Очень простой в обращении, атаман оказался разговорчивым человеком. Ему было приятно поделиться с молодым юнкером своими воспоминаниями о жизни в давно прошедшее и дорогое его сердцу время. В моей памяти сохранился его рассказ из раннего детства, когда мать брала его, еще малыша, с собой во время работ по сбору винограда, а отец сидел на лошади с ружьем на холме, охраняя трудившихся женщин от нападения проникавших через Терек на казачью сторону разбойников-чеченцев.

К сожалению, о повседневной жизни казачьих семей в Терско-Ставропольской станице я не могу поведать ничего конкретного.

Туберкулез легких был серьезной инфекционной болезнью, и мама подвергла меня строгому карантину, ограничив мои внешние контакты до предельного минимума. Отмечу только, что, в отличие от донской станицы в Алессо, местные жители которого были выселены перед поселением в нем казачьих семей, терцы и ставропольцы жили большей частью с итальянскими семьями в одном доме и, по-видимому, без острых конфликтов.

Мама поддерживала хорошие коллегиальные отношения с местным врачом. Объяснялись они на смеси латинских и немецких слов. У врача была невеста на юге Италии. Невзирая на опасности, связанные с переходом линии фронта, он решил повидать ее. Он попросил маму позаботиться о его пациентах во время его отсутствия. Мама дала свое согласие. Пациенты приходили к ней на прием. Говорить с ними мама не могла и только тщательно осматривала их, записывала по латыни диагноз и выписывала больным, опять- таки по латыни, как она это делала дома в Харькове, рецепты на лекарства, которые без возражений принимала местная аптека.

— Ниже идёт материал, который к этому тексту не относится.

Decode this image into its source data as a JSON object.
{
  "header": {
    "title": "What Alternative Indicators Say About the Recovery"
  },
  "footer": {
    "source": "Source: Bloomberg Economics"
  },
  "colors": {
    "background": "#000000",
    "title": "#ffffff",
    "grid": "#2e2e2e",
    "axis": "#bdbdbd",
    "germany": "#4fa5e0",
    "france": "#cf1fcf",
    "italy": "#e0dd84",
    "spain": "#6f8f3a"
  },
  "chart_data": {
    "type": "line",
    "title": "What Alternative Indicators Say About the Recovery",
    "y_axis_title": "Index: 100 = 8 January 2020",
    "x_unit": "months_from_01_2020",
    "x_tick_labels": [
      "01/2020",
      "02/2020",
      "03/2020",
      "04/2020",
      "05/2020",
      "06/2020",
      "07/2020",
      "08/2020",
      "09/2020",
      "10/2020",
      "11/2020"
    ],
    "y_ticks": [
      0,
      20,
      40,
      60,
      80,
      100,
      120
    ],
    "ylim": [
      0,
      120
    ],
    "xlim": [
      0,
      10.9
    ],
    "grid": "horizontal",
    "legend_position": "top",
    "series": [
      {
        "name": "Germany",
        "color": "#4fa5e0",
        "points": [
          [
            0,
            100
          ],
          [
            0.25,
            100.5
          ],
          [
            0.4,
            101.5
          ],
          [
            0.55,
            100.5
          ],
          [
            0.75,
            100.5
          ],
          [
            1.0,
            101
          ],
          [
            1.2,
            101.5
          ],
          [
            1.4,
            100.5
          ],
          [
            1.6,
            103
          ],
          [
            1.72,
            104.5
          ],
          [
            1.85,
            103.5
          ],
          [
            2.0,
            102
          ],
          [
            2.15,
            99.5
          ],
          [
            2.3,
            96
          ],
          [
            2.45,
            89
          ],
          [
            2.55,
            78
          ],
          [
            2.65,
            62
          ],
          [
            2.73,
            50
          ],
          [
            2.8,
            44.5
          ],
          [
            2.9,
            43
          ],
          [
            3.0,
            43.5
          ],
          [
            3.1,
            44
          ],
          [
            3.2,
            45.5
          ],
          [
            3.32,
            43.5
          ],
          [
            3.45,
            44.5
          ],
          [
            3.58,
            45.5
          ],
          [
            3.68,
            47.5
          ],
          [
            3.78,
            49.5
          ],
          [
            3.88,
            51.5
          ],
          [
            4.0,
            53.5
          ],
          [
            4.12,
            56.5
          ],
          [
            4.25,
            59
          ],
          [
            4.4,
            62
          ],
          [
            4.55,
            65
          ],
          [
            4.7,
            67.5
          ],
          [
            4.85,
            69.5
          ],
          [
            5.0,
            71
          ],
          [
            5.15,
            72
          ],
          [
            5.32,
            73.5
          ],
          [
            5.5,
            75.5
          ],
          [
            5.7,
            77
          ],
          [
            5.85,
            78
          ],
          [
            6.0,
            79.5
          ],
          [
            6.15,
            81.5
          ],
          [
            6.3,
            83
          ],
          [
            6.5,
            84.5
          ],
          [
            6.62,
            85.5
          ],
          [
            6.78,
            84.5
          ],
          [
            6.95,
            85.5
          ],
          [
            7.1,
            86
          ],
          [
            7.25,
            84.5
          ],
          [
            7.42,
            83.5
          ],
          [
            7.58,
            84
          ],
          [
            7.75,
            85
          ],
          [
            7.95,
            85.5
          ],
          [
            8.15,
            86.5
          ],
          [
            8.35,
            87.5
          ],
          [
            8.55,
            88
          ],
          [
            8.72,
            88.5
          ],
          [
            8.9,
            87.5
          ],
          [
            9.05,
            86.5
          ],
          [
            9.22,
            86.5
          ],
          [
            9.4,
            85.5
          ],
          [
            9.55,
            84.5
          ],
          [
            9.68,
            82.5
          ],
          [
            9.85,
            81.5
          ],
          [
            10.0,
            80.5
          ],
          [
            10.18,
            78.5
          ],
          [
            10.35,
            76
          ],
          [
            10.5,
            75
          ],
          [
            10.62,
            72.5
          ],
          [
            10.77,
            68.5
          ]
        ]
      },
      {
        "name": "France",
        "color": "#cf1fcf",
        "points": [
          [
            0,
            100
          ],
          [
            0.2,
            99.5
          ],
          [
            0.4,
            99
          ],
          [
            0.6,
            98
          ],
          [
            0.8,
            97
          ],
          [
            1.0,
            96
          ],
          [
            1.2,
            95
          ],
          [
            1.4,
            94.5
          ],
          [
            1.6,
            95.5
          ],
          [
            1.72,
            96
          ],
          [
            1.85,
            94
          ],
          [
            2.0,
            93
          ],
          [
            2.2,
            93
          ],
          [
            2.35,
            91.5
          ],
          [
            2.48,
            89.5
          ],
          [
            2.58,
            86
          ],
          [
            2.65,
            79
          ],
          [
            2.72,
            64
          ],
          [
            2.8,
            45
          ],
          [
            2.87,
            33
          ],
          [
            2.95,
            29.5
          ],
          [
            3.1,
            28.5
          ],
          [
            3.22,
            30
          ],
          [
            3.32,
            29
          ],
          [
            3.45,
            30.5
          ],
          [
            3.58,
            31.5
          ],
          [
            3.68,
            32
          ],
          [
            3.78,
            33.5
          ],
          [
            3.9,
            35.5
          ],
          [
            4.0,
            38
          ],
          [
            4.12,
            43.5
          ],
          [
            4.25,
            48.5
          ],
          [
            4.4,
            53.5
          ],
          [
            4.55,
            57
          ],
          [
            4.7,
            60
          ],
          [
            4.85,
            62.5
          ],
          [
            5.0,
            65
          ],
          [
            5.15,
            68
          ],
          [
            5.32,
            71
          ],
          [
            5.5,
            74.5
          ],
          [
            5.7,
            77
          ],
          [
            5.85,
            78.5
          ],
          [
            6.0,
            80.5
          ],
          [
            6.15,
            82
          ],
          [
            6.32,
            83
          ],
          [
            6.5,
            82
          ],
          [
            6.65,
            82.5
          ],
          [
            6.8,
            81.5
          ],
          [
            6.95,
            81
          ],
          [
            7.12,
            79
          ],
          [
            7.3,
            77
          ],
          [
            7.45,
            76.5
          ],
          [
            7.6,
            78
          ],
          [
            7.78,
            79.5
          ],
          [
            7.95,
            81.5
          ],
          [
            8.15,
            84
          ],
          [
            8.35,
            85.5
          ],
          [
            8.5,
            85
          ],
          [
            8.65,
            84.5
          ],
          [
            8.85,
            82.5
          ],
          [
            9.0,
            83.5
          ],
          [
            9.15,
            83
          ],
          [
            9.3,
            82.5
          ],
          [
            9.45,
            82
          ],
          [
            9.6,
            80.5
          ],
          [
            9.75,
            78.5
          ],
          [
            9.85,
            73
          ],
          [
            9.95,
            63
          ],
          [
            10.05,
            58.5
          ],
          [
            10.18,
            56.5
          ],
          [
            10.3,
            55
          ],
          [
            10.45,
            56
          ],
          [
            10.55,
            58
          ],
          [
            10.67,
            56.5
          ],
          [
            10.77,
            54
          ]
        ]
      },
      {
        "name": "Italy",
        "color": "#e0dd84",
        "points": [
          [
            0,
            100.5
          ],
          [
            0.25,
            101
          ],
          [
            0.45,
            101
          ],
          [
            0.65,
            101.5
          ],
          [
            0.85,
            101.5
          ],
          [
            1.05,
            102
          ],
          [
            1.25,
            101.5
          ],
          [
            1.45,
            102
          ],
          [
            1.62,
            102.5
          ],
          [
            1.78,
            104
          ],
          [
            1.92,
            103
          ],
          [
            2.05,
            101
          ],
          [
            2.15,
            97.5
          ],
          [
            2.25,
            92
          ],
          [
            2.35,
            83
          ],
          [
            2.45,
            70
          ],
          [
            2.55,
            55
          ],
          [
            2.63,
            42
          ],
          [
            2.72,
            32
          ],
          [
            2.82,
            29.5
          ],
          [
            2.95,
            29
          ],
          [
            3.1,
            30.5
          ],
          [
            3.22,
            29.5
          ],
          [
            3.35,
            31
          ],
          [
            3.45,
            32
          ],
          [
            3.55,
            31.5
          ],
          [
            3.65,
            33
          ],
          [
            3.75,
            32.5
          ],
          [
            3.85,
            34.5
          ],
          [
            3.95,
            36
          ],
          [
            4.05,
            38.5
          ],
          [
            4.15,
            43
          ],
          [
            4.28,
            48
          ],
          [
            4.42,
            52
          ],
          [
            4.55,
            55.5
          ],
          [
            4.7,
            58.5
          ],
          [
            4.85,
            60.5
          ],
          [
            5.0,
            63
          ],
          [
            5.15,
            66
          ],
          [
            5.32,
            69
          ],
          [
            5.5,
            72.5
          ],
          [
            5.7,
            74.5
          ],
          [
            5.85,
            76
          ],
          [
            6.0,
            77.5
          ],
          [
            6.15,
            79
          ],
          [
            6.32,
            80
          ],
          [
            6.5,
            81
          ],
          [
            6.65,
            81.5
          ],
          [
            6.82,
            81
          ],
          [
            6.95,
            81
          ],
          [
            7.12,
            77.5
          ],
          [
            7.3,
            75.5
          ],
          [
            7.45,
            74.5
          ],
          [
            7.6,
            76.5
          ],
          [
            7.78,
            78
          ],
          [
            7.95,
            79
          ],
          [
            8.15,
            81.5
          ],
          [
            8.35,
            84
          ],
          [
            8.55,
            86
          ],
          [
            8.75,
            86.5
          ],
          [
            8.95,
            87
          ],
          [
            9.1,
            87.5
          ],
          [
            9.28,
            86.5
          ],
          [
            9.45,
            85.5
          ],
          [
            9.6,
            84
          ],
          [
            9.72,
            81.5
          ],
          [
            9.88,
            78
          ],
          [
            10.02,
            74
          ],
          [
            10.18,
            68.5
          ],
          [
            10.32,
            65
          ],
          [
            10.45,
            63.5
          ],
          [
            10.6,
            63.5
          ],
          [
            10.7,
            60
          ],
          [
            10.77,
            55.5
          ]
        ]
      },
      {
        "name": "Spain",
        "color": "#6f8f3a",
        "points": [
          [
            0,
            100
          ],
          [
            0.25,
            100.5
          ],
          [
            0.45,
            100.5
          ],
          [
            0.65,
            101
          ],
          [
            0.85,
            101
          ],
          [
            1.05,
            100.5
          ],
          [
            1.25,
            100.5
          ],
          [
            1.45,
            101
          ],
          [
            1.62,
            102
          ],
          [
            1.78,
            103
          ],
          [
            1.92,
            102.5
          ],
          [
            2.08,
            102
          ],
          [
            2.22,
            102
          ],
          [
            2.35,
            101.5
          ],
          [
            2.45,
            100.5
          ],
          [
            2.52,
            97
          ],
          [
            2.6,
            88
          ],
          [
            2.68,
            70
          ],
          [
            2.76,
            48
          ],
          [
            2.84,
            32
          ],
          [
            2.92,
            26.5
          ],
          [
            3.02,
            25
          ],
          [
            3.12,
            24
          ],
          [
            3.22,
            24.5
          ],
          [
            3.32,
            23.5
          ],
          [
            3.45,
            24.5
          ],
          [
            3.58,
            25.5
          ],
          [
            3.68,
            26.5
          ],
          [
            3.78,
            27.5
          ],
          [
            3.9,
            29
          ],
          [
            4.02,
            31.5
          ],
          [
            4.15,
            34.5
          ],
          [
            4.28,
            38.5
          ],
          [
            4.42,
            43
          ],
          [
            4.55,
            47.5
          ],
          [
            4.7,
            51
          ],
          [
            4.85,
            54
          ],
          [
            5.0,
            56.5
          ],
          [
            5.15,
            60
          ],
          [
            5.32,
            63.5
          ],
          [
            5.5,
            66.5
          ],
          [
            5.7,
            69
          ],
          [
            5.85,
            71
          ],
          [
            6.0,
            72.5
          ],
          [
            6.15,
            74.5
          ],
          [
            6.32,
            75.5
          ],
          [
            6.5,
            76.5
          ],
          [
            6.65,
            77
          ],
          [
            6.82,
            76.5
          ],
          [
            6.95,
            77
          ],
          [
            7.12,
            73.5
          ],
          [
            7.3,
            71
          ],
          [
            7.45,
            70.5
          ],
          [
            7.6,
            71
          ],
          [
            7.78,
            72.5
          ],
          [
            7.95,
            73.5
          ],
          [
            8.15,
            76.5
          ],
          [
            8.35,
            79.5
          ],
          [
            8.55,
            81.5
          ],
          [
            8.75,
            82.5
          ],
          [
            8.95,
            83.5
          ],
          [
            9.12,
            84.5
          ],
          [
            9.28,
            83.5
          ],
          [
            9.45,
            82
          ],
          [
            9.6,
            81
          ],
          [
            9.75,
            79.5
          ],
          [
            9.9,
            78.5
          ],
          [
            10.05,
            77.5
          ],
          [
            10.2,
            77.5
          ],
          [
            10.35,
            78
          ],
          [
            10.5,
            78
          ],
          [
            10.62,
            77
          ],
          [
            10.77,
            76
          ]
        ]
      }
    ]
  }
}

Возвратившись домой, итальянский врач просмотрел мамины записи и остался очень доволен.

Полагаю, что в конце января в Терско-Ставропольской станице обосновался переехавший в Казачий Стан из Берлина генерал П.Н. Краснов с женой. Он поселился в центре Кьяулиса, в доме, который был первоначально предоставлен маме. Взамен она получила другой дом на окраине. С точки зрения удобств (о таком доме в Советском Союзе мы не могли мечтать) второй дом не уступал первому. В этом доме я и провел два с лишком месяца моего больничного отпуска.

Однажды маму пригласили в дом Красновых к жене генерала, на что-то жаловавшуюся. Ничего серьезного мама не обнаружила. Красновы очень понравились маме своей не наигранной простотой в обращении и искренним дружелюбием.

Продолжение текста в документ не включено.